Handwerkerkosten absetzen: so geht's

Aufgepasst bei der Steuererklärung: Verbraucher können Arbeitskosten für Handwerker von der Steuer absetzen. Bei einigen Modernisierungen profitieren Verbraucher gleich doppelt.

Abeitskosten für Handwerker können Verbraucher als haushaltsnahe Dienstleistung abrechnen und von der Steuer absetzen. Das Finanzamt erstattet 20 Prozent der Lohnkosten einschließlich der Mehrwertsteuer zurück. Darauf weist die vom Bundesumweltministerium geförderte Kampagne „Meine Heizung kann mehr“ hin.

Maximal können Verbraucher pro Jahr und Haushalt Lohnkosten in Höhe von 6.000 Euro steuerlich geltend machen. Das entspricht einer Steuerersparnis von 1.200 Euro. Besonders bezahlt macht sich die Regelung bei Dienstleistungen wie dem hydraulischen Abgleich der Heizungsanlage. Dabei werden Heizungsanlagen so eingestellt, dass sie die Wärme effizienter im Haus verteilen und weniger Energie verbrauchen.

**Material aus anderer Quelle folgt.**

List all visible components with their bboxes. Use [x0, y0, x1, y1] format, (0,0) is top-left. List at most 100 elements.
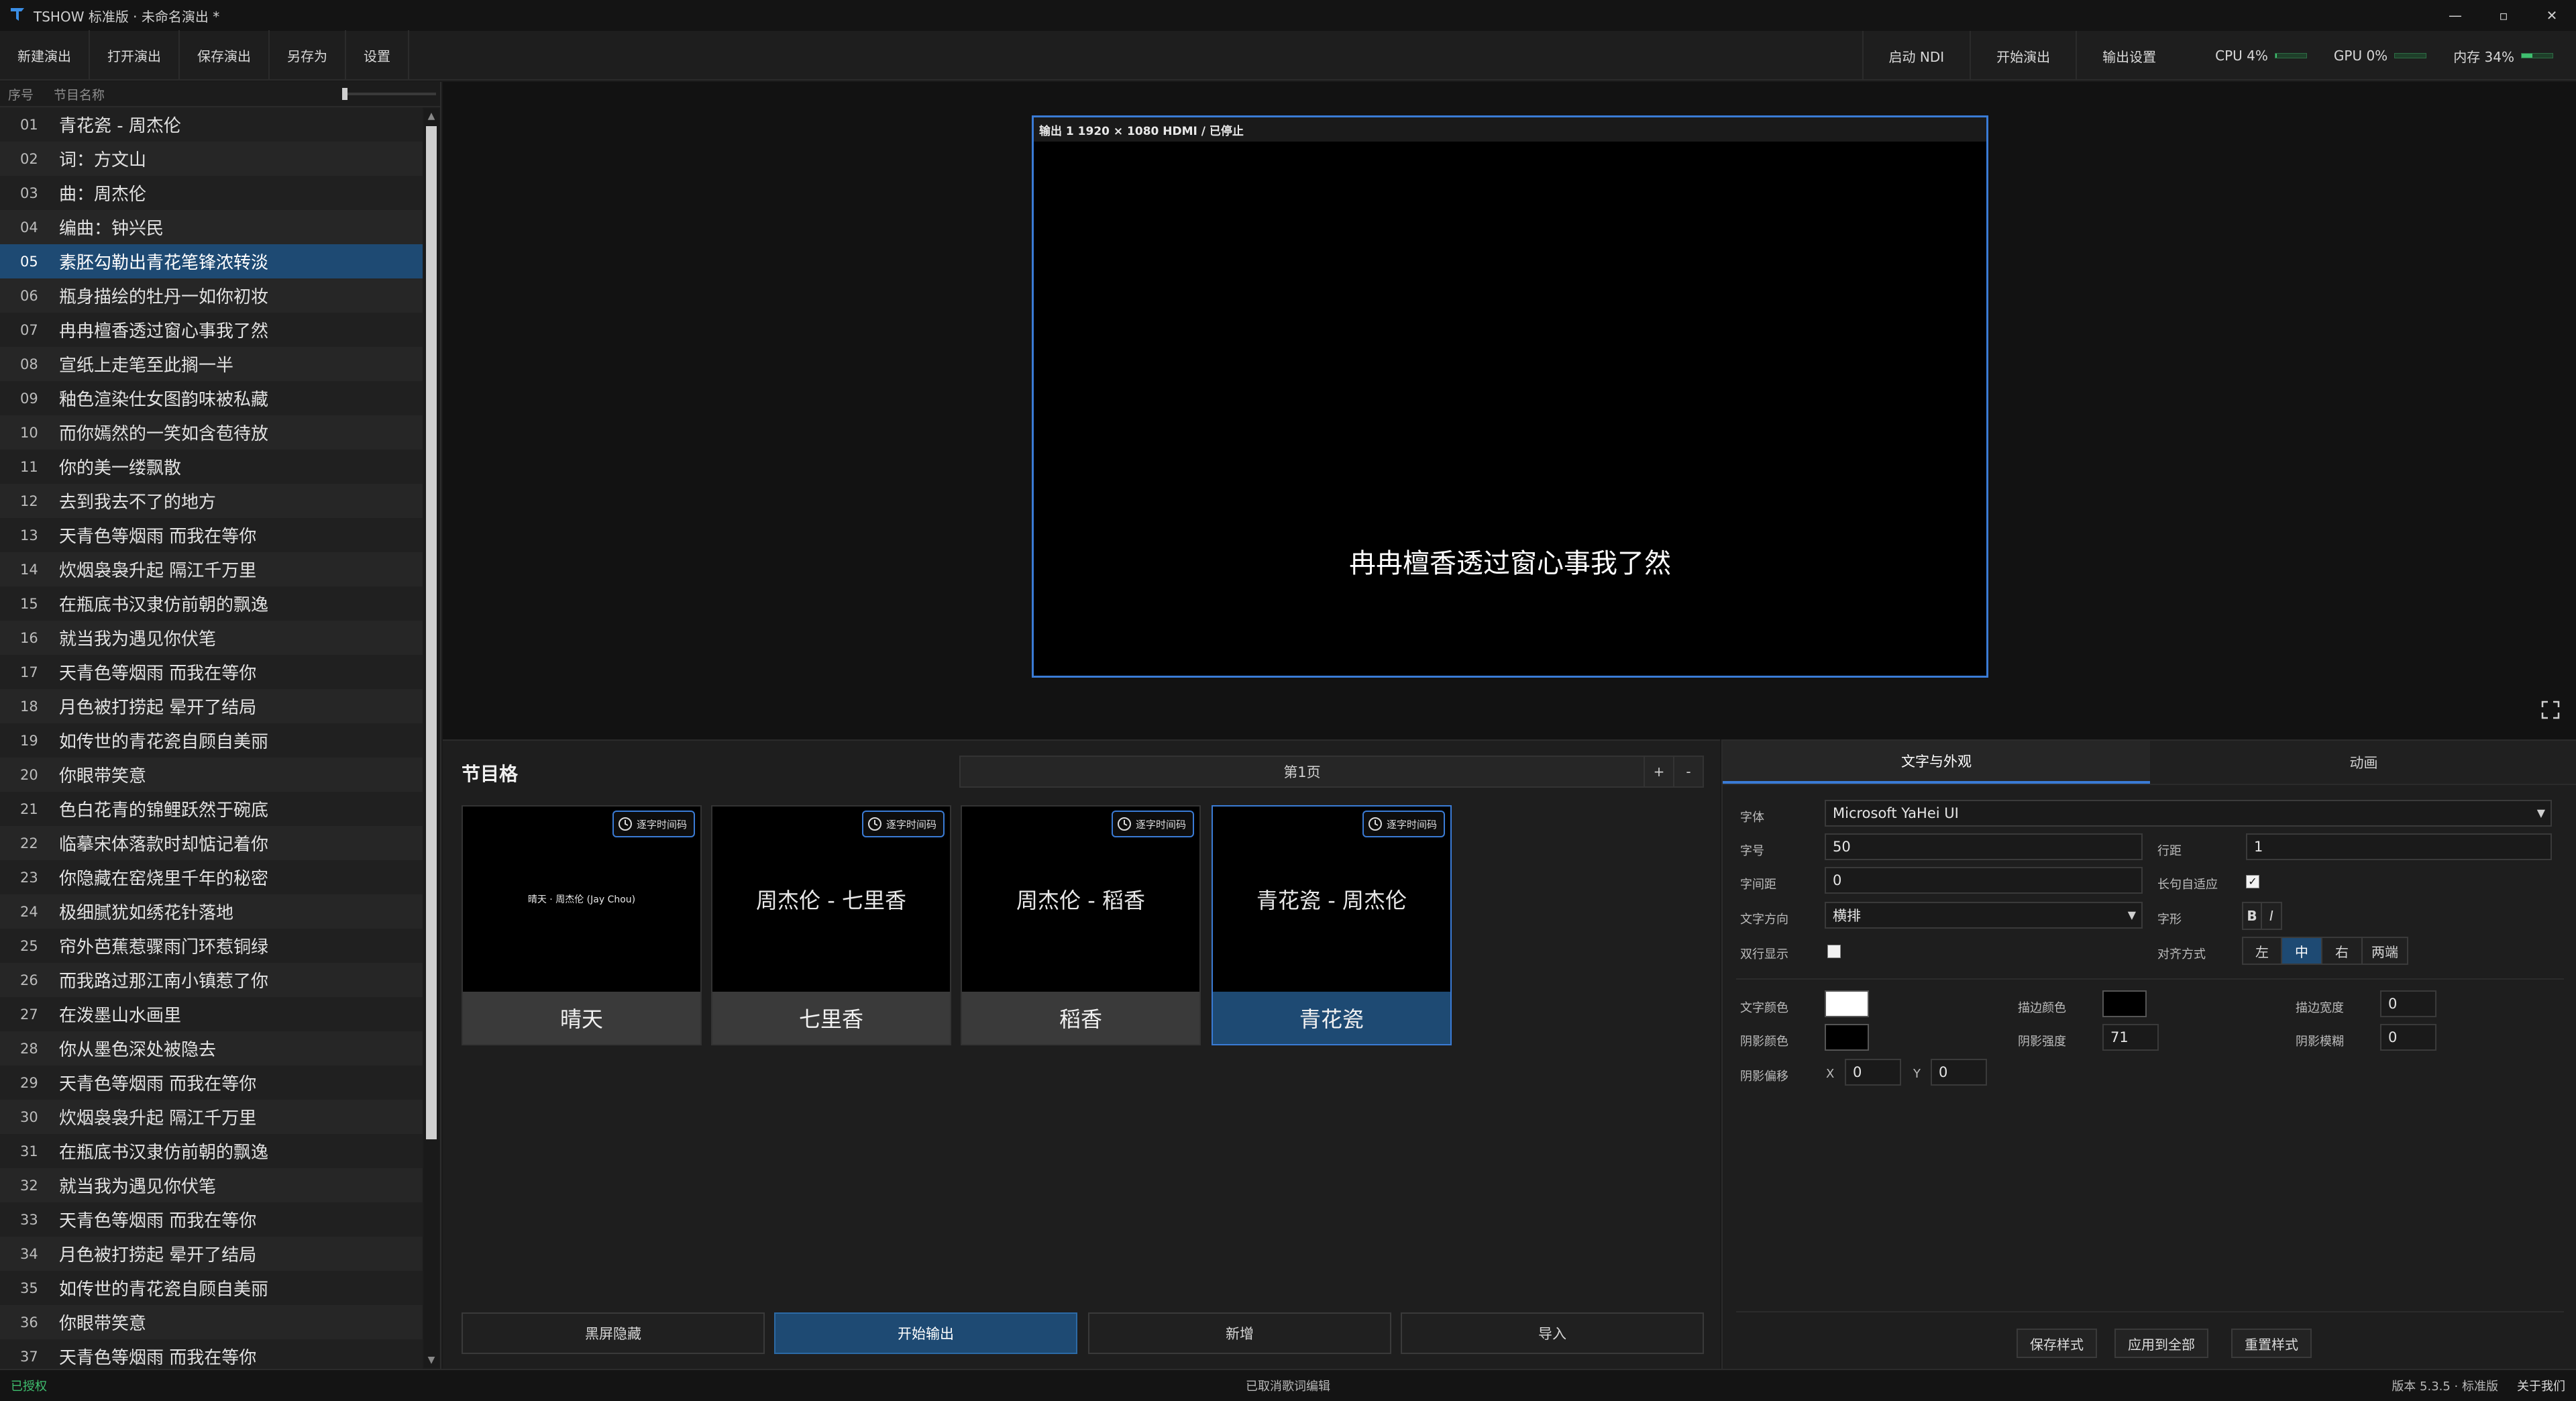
list-item[interactable]: 23 你隐藏在窑烧里千年的秘密 [0, 860, 423, 894]
tab-animation[interactable]: 动画 [2150, 741, 2576, 784]
list-item[interactable]: 25 帘外芭蕉惹骤雨门环惹铜绿 [0, 929, 423, 963]
tab-text-appearance[interactable]: 文字与外观 [1723, 741, 2150, 784]
add-page-button[interactable]: + [1644, 756, 1673, 787]
list-item[interactable]: 12 去到我去不了的地方 [0, 484, 423, 518]
list-item[interactable]: 09 釉色渲染仕女图韵味被私藏 [0, 381, 423, 415]
list-item[interactable]: 18 月色被打捞起 晕开了结局 [0, 689, 423, 723]
start-ndi-button[interactable]: 启动 NDI [1862, 31, 1970, 81]
program-card[interactable]: 周杰伦 - 稻香 逐字时间码 稻香 [961, 805, 1201, 1045]
list-item[interactable]: 13 天青色等烟雨 而我在等你 [0, 518, 423, 552]
save-as-button[interactable]: 另存为 [270, 30, 346, 80]
list-item[interactable]: 26 而我路过那江南小镇惹了你 [0, 963, 423, 997]
scroll-down-icon[interactable]: ▼ [424, 1353, 439, 1367]
fullscreen-icon[interactable] [2541, 701, 2560, 719]
minimize-button[interactable]: — [2431, 0, 2479, 31]
list-item[interactable]: 21 色白花青的锦鲤跃然于碗底 [0, 792, 423, 826]
align-justify-button[interactable]: 两端 [2363, 938, 2407, 964]
double-line-checkbox[interactable] [1827, 945, 1841, 958]
align-right-button[interactable]: 右 [2322, 938, 2363, 964]
scrollbar-thumb[interactable] [426, 126, 437, 1139]
shadow-color-swatch[interactable] [1825, 1024, 1869, 1051]
italic-button[interactable]: I [2262, 903, 2281, 929]
stroke-color-swatch[interactable] [2102, 990, 2147, 1017]
list-item[interactable]: 31 在瓶底书汉隶仿前朝的飘逸 [0, 1134, 423, 1168]
output-settings-button[interactable]: 输出设置 [2076, 31, 2182, 81]
program-card[interactable]: 周杰伦 - 七里香 逐字时间码 七里香 [711, 805, 951, 1045]
slider-thumb[interactable] [342, 88, 347, 100]
start-show-button[interactable]: 开始演出 [1970, 31, 2076, 81]
list-item[interactable]: 20 你眼带笑意 [0, 758, 423, 792]
shadow-strength-input[interactable]: 71 [2102, 1024, 2159, 1051]
list-zoom-slider[interactable] [342, 88, 436, 100]
scroll-up-icon[interactable]: ▲ [424, 109, 439, 123]
shadow-y-input[interactable]: 0 [1931, 1059, 1987, 1086]
list-item[interactable]: 19 如传世的青花瓷自顾自美丽 [0, 723, 423, 758]
list-item[interactable]: 05 素胚勾勒出青花笔锋浓转淡 [0, 244, 423, 278]
page-selector[interactable]: 第1页 + - [959, 756, 1704, 788]
remove-page-button[interactable]: - [1673, 756, 1703, 787]
list-item[interactable]: 11 你的美一缕飘散 [0, 450, 423, 484]
list-item[interactable]: 04 编曲：钟兴民 [0, 210, 423, 244]
text-direction-select[interactable]: 横排 ▼ [1825, 902, 2143, 929]
list-item[interactable]: 29 天青色等烟雨 而我在等你 [0, 1066, 423, 1100]
list-item[interactable]: 06 瓶身描绘的牡丹一如你初妆 [0, 278, 423, 313]
list-item[interactable]: 08 宣纸上走笔至此搁一半 [0, 347, 423, 381]
list-item[interactable]: 22 临摹宋体落款时却惦记着你 [0, 826, 423, 860]
align-left-button[interactable]: 左 [2243, 938, 2282, 964]
list-item[interactable]: 02 词：方文山 [0, 142, 423, 176]
list-item[interactable]: 01 青花瓷 - 周杰伦 [0, 107, 423, 142]
list-item[interactable]: 17 天青色等烟雨 而我在等你 [0, 655, 423, 689]
text-color-swatch[interactable] [1825, 990, 1869, 1017]
program-card[interactable]: 晴天 · 周杰伦 (Jay Chou) 逐字时间码 晴天 [462, 805, 702, 1045]
font-select[interactable]: Microsoft YaHei UI ▼ [1825, 800, 2552, 827]
list-item[interactable]: 07 冉冉檀香透过窗心事我了然 [0, 313, 423, 347]
list-item[interactable]: 32 就当我为遇见你伏笔 [0, 1168, 423, 1202]
list-item[interactable]: 16 就当我为遇见你伏笔 [0, 621, 423, 655]
letter-spacing-input[interactable]: 0 [1825, 867, 2143, 894]
add-program-button[interactable]: 新增 [1088, 1312, 1391, 1354]
list-item-text: 宣纸上走笔至此搁一半 [59, 356, 234, 376]
list-item[interactable]: 30 炊烟袅袅升起 隔江千万里 [0, 1100, 423, 1134]
save-show-button[interactable]: 保存演出 [180, 30, 270, 80]
list-item[interactable]: 14 炊烟袅袅升起 隔江千万里 [0, 552, 423, 586]
status-message: 已取消歌词编辑 [1246, 1380, 1330, 1394]
list-item[interactable]: 03 曲：周杰伦 [0, 176, 423, 210]
list-item[interactable]: 28 你从墨色深处被隐去 [0, 1031, 423, 1066]
save-style-button[interactable]: 保存样式 [2017, 1329, 2097, 1358]
page-label[interactable]: 第1页 [961, 762, 1644, 782]
list-item[interactable]: 35 如传世的青花瓷自顾自美丽 [0, 1271, 423, 1305]
list-item[interactable]: 33 天青色等烟雨 而我在等你 [0, 1202, 423, 1237]
settings-button[interactable]: 设置 [346, 30, 409, 80]
close-button[interactable]: ✕ [2528, 0, 2576, 31]
list-item[interactable]: 10 而你嫣然的一笑如含苞待放 [0, 415, 423, 450]
shadow-x-input[interactable]: 0 [1845, 1059, 1901, 1086]
shadow-blur-input[interactable]: 0 [2380, 1024, 2436, 1051]
import-button[interactable]: 导入 [1401, 1312, 1704, 1354]
list-item-text: 色白花青的锦鲤跃然于碗底 [59, 800, 269, 821]
new-show-button[interactable]: 新建演出 [0, 30, 90, 80]
autofit-checkbox[interactable]: ✓ [2246, 875, 2259, 888]
list-item[interactable]: 15 在瓶底书汉隶仿前朝的飘逸 [0, 586, 423, 621]
output-preview-screen[interactable]: 输出 1 1920 × 1080 HDMI / 已停止 冉冉檀香透过窗心事我了然 [1032, 115, 1988, 678]
stroke-width-input[interactable]: 0 [2380, 990, 2436, 1017]
font-size-input[interactable]: 50 [1825, 833, 2143, 860]
start-output-button[interactable]: 开始输出 [774, 1312, 1077, 1354]
list-item[interactable]: 24 极细腻犹如绣花针落地 [0, 894, 423, 929]
apply-all-button[interactable]: 应用到全部 [2114, 1329, 2208, 1358]
list-item[interactable]: 37 天青色等烟雨 而我在等你 [0, 1339, 423, 1369]
about-link[interactable]: 关于我们 [2517, 1377, 2565, 1394]
list-item[interactable]: 27 在泼墨山水画里 [0, 997, 423, 1031]
line-spacing-input[interactable]: 1 [2246, 833, 2552, 860]
list-item-text: 瓶身描绘的牡丹一如你初妆 [59, 287, 269, 307]
maximize-button[interactable]: ▫ [2479, 0, 2528, 31]
program-card[interactable]: 青花瓷 - 周杰伦 逐字时间码 青花瓷 [1212, 805, 1452, 1045]
reset-style-button[interactable]: 重置样式 [2231, 1329, 2312, 1358]
blackout-button[interactable]: 黑屏隐藏 [462, 1312, 765, 1354]
cpu-meter-fill [2275, 54, 2277, 58]
list-scrollbar[interactable]: ▲ ▼ [424, 109, 439, 1367]
list-item[interactable]: 34 月色被打捞起 晕开了结局 [0, 1237, 423, 1271]
open-show-button[interactable]: 打开演出 [90, 30, 180, 80]
bold-button[interactable]: B [2243, 903, 2262, 929]
list-item[interactable]: 36 你眼带笑意 [0, 1305, 423, 1339]
align-center-button[interactable]: 中 [2282, 938, 2322, 964]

Hydraulischer Abgleich zahlt sich doppelt aus

Der hydraulische Abgleich kostet für ein Einfamilienhaus – je nach Zustand der Heizanlage – im Schnitt zwischen 600 und 1.000 Euro. Etwa die Hälfte davon sind Lohnkosten, die in der Ssteuererklärung geltend gemacht werden können. Das entspricht einer Steuerersparnis von 60 bis 100 Euro.

Detaillierte Rechnung einfordern

Um die Kosten beim Finanzamt geltend machen zu können, braucht der Hauseigentümer eine detaillierte Rechnung vom Handwerker. Darauf müssen die Lohnkosten extra ausgewiesen sein. Zusätzlich muss der Auftraggeber nachweisen, dass er den Handwerker per Überweisung bezahlt hat. Barzahlungen werden vom Finanzamt nicht anerkannt.

Für Hauseigentümer macht sich ein hydraulischer Abgleich doppelt bezahlt: Zusätzlich zur Steuerersparnis winken jährliche Einsparungen bei den Heizkosten von durchschnittlich 110 Euro.